# binomial expansion question - don't know what is being asked?

• Jan 7th 2011, 04:17 AM
angypangy
binomial expansion question - don't know what is being asked?
Hi

I have this question:
(i) show that (2 + x)^4 = 16 + 32x + 24x^2 + 8x^3 + x^4 for all x.

for all x? What does that mean?

(ii) Find the values of x for which (2 + x)^4 = 16 + 16x + x^4

??

Angus
• Jan 7th 2011, 04:27 AM
Prove It
i) For all $\displaystyle \displaystyle x$ means it's true no matter what the value of $\displaystyle \displaystyle x$ is Just perform the binomial expansion.

ii) Expand $\displaystyle \displaystyle (2+x)^4$ which you should have done for part i) and then set it equal to $\displaystyle \displaystyle 16+16x+x^4$ and solve.
• Jan 7th 2011, 04:32 AM
Plato
Quote:

Originally Posted by angypangy
(i) show that (2 + x)^4 = 16 + 32x + 24x^2 + 8x^3 + x^4 for all x.
for all x? What does that mean?

(ii) Find the values of x for which (2 + x)^4 = 16 + 16x + x^4

We know $\displaystyle \left( {a + b} \right)^4 = \sum\limits_{k = 0}^4 {\binom{4}{k}a^{4 - k} b^k }$.
So for the first part let $\displaystyle a=2~\&~b=x.$

For part two solve $\displaystyle 16x+24x^2+8x^2=0$.
• Jan 7th 2011, 04:48 AM
grgrsanjay
i think this is the equation for second one

x(x^2 + 3x +2) = 0

the values of x are 0, -1 ,-2
• Jan 7th 2011, 07:02 AM
angypangy
Hi

I am still a little confused with this question.
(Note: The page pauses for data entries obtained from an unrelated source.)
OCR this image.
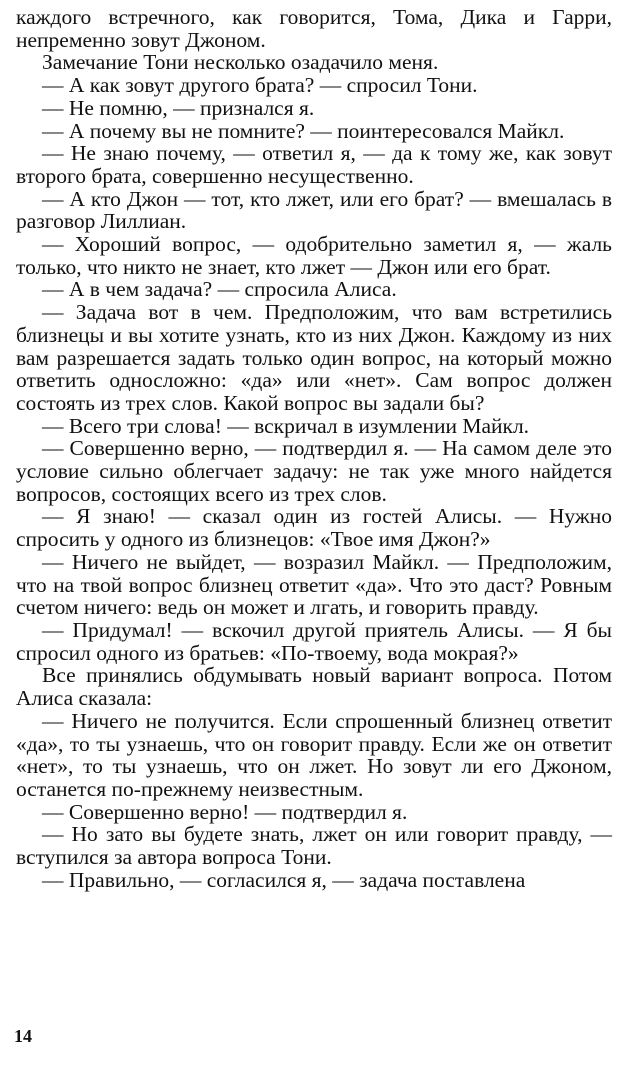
каждого встречного, как говорится, Тома, Дика и Гарри, непременно зовут Джоном.

Замечание Тони несколько озадачило меня.

— А как зовут другого брата? — спросил Тони.

— Не помню, — признался я.

— А почему вы не помните? — поинтересовался Майкл.

— Не знаю почему, — ответил я, — да к тому же, как зовут второго брата, совершенно несущественно.

— А кто Джон — тот, кто лжет, или его брат? — вмешалась в разговор Лиллиан.

— Хороший вопрос, — одобрительно заметил я, — жаль только, что никто не знает, кто лжет — Джон или его брат.

— А в чем задача? — спросила Алиса.

— Задача вот в чем. Предположим, что вам встретились близнецы и вы хотите узнать, кто из них Джон. Каждому из них вам разрешается задать только один вопрос, на который можно ответить односложно: «да» или «нет». Сам вопрос должен состоять из трех слов. Какой вопрос вы задали бы?

— Всего три слова! — вскричал в изумлении Майкл.

— Совершенно верно, — подтвердил я. — На самом деле это условие сильно облегчает задачу: не так уже много найдется вопросов, состоящих всего из трех слов.

— Я знаю! — сказал один из гостей Алисы. — Нужно спросить у одного из близнецов: «Твое имя Джон?»

— Ничего не выйдет, — возразил Майкл. — Предположим, что на твой вопрос близнец ответит «да». Что это даст? Ровным счетом ничего: ведь он может и лгать, и говорить правду.

— Придумал! — вскочил другой приятель Алисы. — Я бы спросил одного из братьев: «По-твоему, вода мокрая?»

Все принялись обдумывать новый вариант вопроса. Потом Алиса сказала:

— Ничего не получится. Если спрошенный близнец ответит «да», то ты узнаешь, что он говорит правду. Если же он ответит «нет», то ты узнаешь, что он лжет. Но зовут ли его Джоном, останется по-прежнему неизвестным.

— Совершенно верно! — подтвердил я.

— Но зато вы будете знать, лжет он или говорит правду, — вступился за автора вопроса Тони.

— Правильно, — согласился я, — задача поставлена

14
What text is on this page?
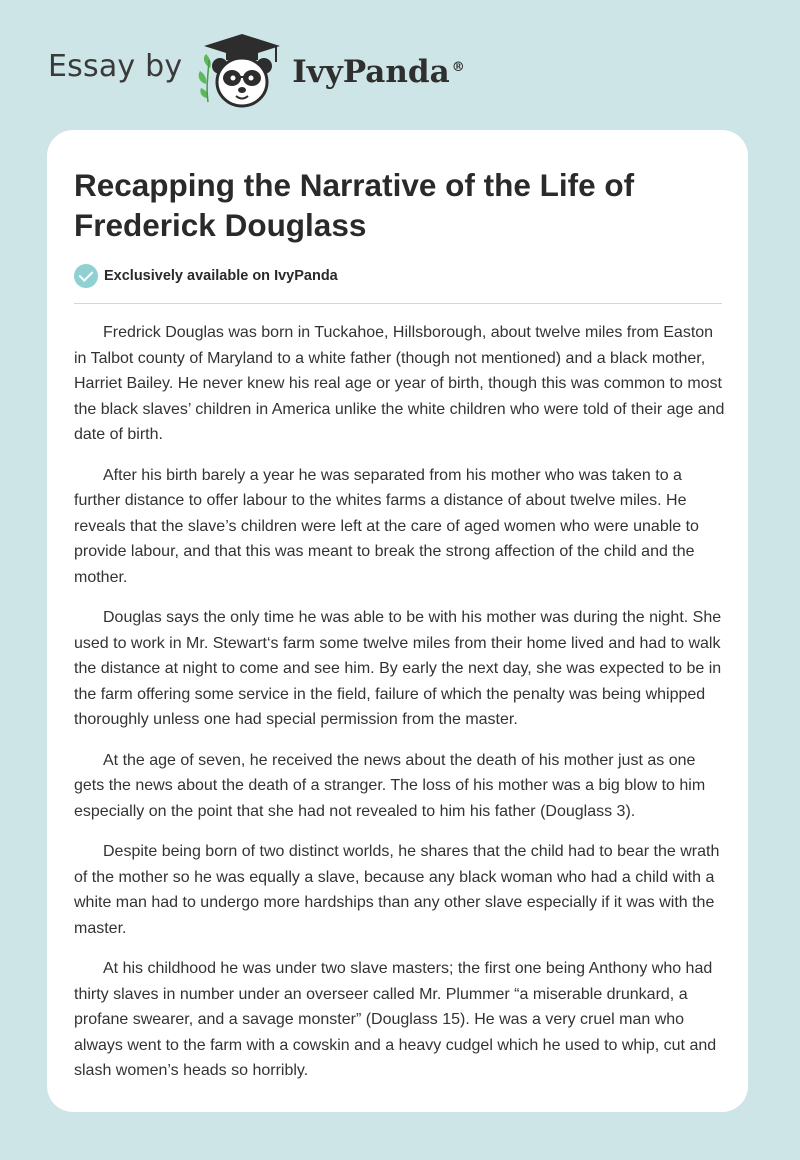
Essay by	IvyPanda ®
Recapping the Narrative of the Life of Frederick Douglass
Exclusively available on IvyPanda

Fredrick Douglas was born in Tuckahoe, Hillsborough, about twelve miles from Easton in Talbot county of Maryland to a white father (though not mentioned) and a black mother, Harriet Bailey. He never knew his real age or year of birth, though this was common to most the black slaves’ children in America unlike the white children who were told of their age and date of birth.

After his birth barely a year he was separated from his mother who was taken to a further distance to offer labour to the whites farms a distance of about twelve miles. He reveals that the slave’s children were left at the care of aged women who were unable to provide labour, and that this was meant to break the strong affection of the child and the mother.

Douglas says the only time he was able to be with his mother was during the night. She used to work in Mr. Stewart‘s farm some twelve miles from their home lived and had to walk the distance at night to come and see him. By early the next day, she was expected to be in the farm offering some service in the field, failure of which the penalty was being whipped thoroughly unless one had special permission from the master.

At the age of seven, he received the news about the death of his mother just as one gets the news about the death of a stranger. The loss of his mother was a big blow to him especially on the point that she had not revealed to him his father (Douglass 3).

Despite being born of two distinct worlds, he shares that the child had to bear the wrath of the mother so he was equally a slave, because any black woman who had a child with a white man had to undergo more hardships than any other slave especially if it was with the master.

At his childhood he was under two slave masters; the first one being Anthony who had thirty slaves in number under an overseer called Mr. Plummer “a miserable drunkard, a profane swearer, and a savage monster” (Douglass 15). He was a very cruel man who always went to the farm with a cowskin and a heavy cudgel which he used to whip, cut and slash women’s heads so horribly.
I can see how to get factors 0, -1 and -2. But if I use them in (2 + x)^4 - ie 2+ -2 = 0 - 0^4 = 0 - not 16 + 16x + x^4

Angus
• Jan 7th 2011, 07:18 AM
e^(i*pi)
$\displaystyle (2+x)^4 = x^4+8 x^3+24 x^2+32 x+16$

x^4+8 x^3+24 x^2+32 x+16 = x^4+16x+16[/tex]

$\displaystyle x^4$ and $\displaystyle 16$ cancel and when you take 16x from both sides you get

$\displaystyle 8x^3+24x^2+16x = 0$

You can factor out $\displaystyle 8x$ from this equation to give $\displaystyle 8x(x^2+3x+2) = 8x(x+2)(x+1) = 0$

edit: You have to sub in 0, -1 and 2 on the RHS too

For example using 0

$\displaystyle (2+0)^4 = 16+16(0)+(0)^4 \implies 16=16$ and so $\displaystyle x=0$ is a solution
• Jan 7th 2011, 07:22 AM
Quote:

Originally Posted by angypangy
Hi

I am still a little confused with this question. I can see how to get factors 0, -1 and -2. But if I use them in (2 + x)^4 - ie 2+ -2 = 0 - 0^4 = 0 - not 16 + 16x + x^4

$\displaystyle (2+x)^4=x^4+8x^3+24x^2+32x+16$
$\displaystyle (2+x)^4=x^4+16x+16\Rightarrow\ \left(x^4+8x^3+24x^2+32x+16\right)-\left(x^4+16x+16\right)=0$
$\displaystyle \Rightarrow\ 8x^3+24x^2+16x=0\Rightarrow\ x^3+3x^2+2x=0$
You can only verify that $\displaystyle x=0,\;-1,\;-2$ cause the equation $\displaystyle x^3+3x^2+2x$ to be zero.